In his interview, Lieu cited three particular areas for improvement:

  1. Upgrading legacy systems to function in a 21st-century world dealing with cyber threats, remote and mobile applications, and cloud computing
  2. Upgrading security with two-factor authentication to obstruct hackers
  3. Ensure interoperability between systems such as Department of Veterans Affairs and the Department of Defense electronic health records

Importantly, Lieu noted that Federal spending on cloud continues to increase, tripling from 2013 to 2014. And the Department of Defense now has a “Cloud Czar” looking for places that Defense IT can better take advantage of appropriate cloud resources.

Moving government agencies more aggressively to cloud computing presents the promise of substantial operational advantage, but it isn’t a universal remedy. Successful cloud integration into existing IT operations is a technical challenge that demands realistic expectations along with careful planning, time, and expertise. CIOs will be challenged to displace traditional IT thinking and organizationally embrace cloud as a transformational opportunity.
Still, cloud is an opportunity for the government to provide programs and developers with speed and
 data agility. Agencies can concentrate on strategy instead of infrastructure. They can accelerate adoption of advanced technology with minimum capital cost. Cloud initiatives can align mission objectives with technical innovation that transforms legacy systems into a new opportunity that impacts mission success.
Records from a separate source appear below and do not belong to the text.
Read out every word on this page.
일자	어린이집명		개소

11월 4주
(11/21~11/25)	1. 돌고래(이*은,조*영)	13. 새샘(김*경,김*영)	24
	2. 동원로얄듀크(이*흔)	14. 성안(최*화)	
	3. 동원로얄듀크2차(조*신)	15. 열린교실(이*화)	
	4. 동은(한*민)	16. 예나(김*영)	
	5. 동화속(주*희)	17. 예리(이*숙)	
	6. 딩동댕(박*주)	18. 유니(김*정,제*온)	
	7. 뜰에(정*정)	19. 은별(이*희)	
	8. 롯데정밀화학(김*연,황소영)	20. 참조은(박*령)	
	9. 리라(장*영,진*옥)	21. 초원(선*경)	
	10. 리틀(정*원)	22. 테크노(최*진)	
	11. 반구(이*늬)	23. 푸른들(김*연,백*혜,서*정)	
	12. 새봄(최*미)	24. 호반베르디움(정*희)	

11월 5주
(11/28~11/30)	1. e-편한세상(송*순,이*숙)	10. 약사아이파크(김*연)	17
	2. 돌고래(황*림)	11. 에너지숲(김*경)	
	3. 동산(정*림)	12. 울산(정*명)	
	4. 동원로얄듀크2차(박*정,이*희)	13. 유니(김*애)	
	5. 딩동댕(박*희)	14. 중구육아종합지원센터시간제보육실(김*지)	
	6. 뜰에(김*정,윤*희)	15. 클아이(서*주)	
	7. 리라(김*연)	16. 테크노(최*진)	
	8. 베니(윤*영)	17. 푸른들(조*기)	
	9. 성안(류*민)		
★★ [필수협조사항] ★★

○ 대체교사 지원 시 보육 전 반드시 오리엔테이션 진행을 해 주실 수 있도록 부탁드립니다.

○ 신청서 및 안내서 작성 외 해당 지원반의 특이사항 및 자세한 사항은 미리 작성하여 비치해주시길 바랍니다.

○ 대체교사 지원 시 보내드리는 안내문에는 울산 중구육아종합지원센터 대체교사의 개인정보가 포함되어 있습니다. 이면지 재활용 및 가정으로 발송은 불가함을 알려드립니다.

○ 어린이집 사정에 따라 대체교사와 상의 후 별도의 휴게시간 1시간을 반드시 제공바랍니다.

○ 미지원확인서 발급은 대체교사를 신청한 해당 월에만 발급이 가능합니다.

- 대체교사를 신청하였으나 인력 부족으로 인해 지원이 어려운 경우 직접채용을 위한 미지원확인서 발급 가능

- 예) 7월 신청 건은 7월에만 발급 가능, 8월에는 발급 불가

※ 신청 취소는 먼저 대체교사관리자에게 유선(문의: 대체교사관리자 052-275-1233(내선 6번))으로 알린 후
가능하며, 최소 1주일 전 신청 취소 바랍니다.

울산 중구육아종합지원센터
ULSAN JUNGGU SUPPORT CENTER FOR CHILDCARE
Actifio benefits agencies by combining data virtualization with assurance of application recoverability and advanced flexibility to securely provide immediate mission capacity at the right place and time. 
Applications move, refresh and test faster. Data migration/consolidation for major cloud moves becomes free of infrastructure constraints. It becomes seamlessly accessible between data centers, among field locations and to individual users at the edge.

So, there are reasons to join in Lieu’s optimism. Compared to earlier initiatives, there are notable differences at this stage for FITARA. First, it’s a bipartisan effort that includes not only Congress but also Federal Agency Managers. What’s more, agencies have more leeway than in previous initiatives to shape what works best for their particular circumstance and mission. Without “arbitrary milestones” all are still committed to reductions in budget and consolidation of physical data centers. So the scorecard may evolve but grading will continue.

It’s clear that lots of work remains for individual agency initiatives, cross-functional coordination (VA & DOD urgently), cloud migration/utilization and security, security, security. It’s all much more than technology; it’s planning, prioritization and demonstrated progress with a long-term view. And thinking of uncontrolled copies, Actifio looks forward to doing its part to subdue the Sorcerer’s Apprentice.